Auf Basis des Privatbesitzes an den Unternehmen und der kapitalistischen Verwaltung der Wirtschaft haben die ausgebeuteten Klassen in dieser Periode keine andere Zukunft als die Verschärfung ihrer Lage. Aber sie können sich verteidigen und zum Gegenangriff übergehen. Man muss sich dessen bewusst sein: Um unser Recht auf Existenz zu verteidigen, müssen wir uns ihre Profite und deren Quelle, die Ausbeutung, vornehmen.
Man kann Diktatoren wie Ben Ali oder Mubarak loswerden, indem man ihnen schreit "Hau ab!". Man muss sehr zahlreich und sehr entschlossen sein, um ihren Beschützern Angst zu machen.
Aber das genügt nicht, damit die Diktatur der Finanz verschwindet. Dafür muss man das kapitalistische System in seinen Grundfesten zerstören: dem Privatbesitz an den Produktionsmitteln, der Ausbeutung. Man muss die Bourgeoisie enteignen und die Wirtschaft unter der Kontrolle der produktiven Klassen neu organisieren.
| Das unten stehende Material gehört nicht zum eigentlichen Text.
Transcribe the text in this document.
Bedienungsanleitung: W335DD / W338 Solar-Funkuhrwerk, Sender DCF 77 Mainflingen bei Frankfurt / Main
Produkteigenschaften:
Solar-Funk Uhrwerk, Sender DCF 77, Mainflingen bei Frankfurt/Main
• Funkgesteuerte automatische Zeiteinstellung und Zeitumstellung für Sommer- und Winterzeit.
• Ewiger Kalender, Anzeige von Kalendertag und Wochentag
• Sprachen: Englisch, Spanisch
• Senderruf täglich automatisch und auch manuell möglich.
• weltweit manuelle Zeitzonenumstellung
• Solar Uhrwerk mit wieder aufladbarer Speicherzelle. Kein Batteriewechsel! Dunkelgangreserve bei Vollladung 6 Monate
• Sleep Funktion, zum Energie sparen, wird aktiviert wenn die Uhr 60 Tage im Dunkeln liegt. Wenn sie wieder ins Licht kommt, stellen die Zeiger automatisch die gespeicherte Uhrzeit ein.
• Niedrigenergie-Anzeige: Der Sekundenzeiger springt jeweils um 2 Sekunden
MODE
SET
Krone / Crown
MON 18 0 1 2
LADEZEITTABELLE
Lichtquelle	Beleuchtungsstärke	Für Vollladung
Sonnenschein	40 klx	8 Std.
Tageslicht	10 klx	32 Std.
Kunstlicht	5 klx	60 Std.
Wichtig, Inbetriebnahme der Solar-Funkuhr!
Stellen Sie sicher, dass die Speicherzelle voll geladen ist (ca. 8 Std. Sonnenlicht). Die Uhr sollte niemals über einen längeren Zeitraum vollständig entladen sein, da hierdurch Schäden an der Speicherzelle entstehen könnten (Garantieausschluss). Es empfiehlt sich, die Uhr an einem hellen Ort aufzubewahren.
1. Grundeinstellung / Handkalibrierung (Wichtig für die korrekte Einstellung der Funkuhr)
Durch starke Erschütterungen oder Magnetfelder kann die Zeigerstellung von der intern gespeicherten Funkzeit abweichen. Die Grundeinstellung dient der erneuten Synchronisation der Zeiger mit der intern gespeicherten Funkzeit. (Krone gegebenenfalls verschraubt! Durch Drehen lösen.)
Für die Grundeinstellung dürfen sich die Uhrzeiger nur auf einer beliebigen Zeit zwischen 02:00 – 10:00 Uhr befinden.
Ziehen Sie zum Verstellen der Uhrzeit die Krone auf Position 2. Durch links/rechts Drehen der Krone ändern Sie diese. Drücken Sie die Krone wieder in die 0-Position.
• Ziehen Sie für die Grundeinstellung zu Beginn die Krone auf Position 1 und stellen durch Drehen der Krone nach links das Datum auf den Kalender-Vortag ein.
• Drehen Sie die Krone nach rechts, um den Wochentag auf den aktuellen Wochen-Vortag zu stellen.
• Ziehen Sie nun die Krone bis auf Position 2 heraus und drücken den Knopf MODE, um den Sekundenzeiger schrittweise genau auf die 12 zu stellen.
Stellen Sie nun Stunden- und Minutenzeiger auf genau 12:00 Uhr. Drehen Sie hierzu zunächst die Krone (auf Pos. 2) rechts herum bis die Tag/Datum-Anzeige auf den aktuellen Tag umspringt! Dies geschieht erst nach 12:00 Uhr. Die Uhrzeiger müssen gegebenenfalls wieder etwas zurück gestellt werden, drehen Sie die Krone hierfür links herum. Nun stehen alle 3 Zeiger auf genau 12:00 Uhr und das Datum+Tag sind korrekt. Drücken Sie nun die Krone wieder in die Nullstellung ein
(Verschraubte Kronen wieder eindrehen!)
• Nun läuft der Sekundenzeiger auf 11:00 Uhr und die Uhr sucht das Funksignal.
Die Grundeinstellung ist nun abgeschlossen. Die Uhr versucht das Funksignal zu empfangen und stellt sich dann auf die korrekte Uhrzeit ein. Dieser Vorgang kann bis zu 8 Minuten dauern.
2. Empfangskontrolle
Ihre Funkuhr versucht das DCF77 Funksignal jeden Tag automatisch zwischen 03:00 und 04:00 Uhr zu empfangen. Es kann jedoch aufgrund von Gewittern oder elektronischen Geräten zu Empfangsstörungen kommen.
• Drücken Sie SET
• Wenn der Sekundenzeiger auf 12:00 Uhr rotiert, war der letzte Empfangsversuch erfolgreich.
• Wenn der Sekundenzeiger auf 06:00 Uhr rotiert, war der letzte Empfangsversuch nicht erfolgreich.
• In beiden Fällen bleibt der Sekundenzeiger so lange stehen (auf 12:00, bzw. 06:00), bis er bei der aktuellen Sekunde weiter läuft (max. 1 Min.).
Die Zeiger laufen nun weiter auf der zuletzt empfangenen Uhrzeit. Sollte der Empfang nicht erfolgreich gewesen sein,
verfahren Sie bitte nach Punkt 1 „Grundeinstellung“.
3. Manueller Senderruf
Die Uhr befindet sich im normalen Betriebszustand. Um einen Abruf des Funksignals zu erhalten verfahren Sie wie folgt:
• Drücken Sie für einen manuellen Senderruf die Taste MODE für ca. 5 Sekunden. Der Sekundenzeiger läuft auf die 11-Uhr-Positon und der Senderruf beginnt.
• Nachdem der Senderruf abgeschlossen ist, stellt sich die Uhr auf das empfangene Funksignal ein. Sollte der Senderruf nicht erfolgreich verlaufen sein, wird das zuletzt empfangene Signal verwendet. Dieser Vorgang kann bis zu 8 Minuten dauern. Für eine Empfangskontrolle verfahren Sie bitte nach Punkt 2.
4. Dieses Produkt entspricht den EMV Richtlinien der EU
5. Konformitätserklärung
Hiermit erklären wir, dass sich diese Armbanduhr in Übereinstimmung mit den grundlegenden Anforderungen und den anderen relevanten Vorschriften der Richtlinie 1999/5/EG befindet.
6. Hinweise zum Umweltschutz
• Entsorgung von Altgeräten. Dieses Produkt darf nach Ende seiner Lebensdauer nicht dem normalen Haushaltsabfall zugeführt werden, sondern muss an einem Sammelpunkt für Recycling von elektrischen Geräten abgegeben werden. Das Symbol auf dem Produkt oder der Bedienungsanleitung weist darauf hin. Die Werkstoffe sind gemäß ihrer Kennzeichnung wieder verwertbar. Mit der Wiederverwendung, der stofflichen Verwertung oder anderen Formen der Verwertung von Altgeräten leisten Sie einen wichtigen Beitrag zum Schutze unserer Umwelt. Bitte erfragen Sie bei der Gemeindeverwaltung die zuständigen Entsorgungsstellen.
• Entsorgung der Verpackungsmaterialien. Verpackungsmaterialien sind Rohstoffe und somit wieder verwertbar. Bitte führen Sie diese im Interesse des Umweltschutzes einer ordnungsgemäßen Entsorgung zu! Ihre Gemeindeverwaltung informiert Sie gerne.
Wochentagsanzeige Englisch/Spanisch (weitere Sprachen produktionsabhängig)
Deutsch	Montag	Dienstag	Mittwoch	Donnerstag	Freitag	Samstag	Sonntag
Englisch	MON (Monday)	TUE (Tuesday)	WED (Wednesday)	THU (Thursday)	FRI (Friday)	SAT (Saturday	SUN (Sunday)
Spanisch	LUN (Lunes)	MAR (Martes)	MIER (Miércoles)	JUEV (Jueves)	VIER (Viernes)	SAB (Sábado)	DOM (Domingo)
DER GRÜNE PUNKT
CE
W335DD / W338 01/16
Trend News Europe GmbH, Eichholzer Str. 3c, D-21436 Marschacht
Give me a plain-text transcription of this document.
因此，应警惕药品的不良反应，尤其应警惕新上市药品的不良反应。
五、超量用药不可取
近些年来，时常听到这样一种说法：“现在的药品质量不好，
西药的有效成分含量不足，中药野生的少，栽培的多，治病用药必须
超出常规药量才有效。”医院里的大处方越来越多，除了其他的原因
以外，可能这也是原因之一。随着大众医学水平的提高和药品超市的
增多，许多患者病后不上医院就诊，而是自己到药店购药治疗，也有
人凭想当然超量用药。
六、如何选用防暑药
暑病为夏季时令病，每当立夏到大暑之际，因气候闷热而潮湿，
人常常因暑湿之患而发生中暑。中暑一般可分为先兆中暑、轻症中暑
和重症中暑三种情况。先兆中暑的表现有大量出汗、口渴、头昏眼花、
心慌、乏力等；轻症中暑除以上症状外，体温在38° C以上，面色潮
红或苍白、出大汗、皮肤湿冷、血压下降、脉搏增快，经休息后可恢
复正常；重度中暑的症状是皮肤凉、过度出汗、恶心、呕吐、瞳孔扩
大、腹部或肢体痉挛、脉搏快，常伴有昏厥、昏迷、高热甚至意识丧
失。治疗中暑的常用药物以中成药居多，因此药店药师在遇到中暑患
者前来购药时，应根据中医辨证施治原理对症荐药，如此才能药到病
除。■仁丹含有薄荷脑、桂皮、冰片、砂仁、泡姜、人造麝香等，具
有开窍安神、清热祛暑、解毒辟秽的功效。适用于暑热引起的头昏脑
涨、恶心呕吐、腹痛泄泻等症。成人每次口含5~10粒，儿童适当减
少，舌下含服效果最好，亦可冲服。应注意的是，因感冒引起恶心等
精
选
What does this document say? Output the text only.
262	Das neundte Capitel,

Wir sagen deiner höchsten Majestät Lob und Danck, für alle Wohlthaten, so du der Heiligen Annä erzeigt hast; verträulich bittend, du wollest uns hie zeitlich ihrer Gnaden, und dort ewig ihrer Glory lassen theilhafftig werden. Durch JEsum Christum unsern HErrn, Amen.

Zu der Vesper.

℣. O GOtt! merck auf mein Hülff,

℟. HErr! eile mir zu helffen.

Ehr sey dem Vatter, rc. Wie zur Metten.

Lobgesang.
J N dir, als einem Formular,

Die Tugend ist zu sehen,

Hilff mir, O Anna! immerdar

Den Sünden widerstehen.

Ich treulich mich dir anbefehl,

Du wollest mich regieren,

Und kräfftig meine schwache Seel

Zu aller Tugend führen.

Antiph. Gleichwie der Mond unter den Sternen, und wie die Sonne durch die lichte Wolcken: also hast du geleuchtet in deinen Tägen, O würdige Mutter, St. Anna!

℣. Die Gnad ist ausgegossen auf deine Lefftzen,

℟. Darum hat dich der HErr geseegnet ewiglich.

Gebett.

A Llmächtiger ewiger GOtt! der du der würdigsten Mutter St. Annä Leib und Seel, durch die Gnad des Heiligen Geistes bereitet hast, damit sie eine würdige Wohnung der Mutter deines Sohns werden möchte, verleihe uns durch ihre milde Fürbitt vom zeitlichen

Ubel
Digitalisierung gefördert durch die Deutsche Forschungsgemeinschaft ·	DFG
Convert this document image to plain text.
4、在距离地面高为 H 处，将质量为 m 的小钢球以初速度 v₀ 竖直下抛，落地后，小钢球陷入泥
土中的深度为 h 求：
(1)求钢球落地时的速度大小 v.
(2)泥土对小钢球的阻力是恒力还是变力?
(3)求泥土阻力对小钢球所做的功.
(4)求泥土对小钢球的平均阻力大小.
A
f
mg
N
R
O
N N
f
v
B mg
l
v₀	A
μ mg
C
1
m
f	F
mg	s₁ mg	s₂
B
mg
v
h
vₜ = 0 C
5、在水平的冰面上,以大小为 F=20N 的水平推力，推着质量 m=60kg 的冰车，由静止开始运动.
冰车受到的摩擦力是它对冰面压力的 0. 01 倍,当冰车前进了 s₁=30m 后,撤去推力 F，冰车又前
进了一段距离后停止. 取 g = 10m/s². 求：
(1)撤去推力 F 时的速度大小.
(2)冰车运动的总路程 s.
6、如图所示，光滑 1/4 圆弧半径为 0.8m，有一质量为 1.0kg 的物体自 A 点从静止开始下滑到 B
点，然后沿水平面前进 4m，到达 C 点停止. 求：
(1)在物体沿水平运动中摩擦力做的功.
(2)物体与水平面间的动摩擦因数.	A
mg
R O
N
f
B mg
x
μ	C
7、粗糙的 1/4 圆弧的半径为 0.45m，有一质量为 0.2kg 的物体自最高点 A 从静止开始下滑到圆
Um dies eines Tages zu erreichen, ist es notwendig, die Ziele durchzusetzen, die unsere Existenzgrundlagen sichern. Gegen die Arbeitslosigkeit, die Aufteilung der Arbeit auf alle ohne Lohneinbußen. Gegen die Verschlechterung der Kaufkraft der Löhne, ihre Angleichung an die Preissteigerungen, das heißt, die mobile Lohnskala. Gegen die Sparmaßnahmen, die die Ausgebeuteten treffen, um die Zinsen für die Gläubiger des Staates zu finanzieren, die Enteignung der Banken. Das durchzusetzen ist das Ziel für die kommenden Monate und Jahre, um die Parasiten, die die Wirtschaft und die Politik beherrschen, daran zu hindern, die Gesellschaft zu ruinieren und die Klassen zu erdrücken, durch die sie lebt.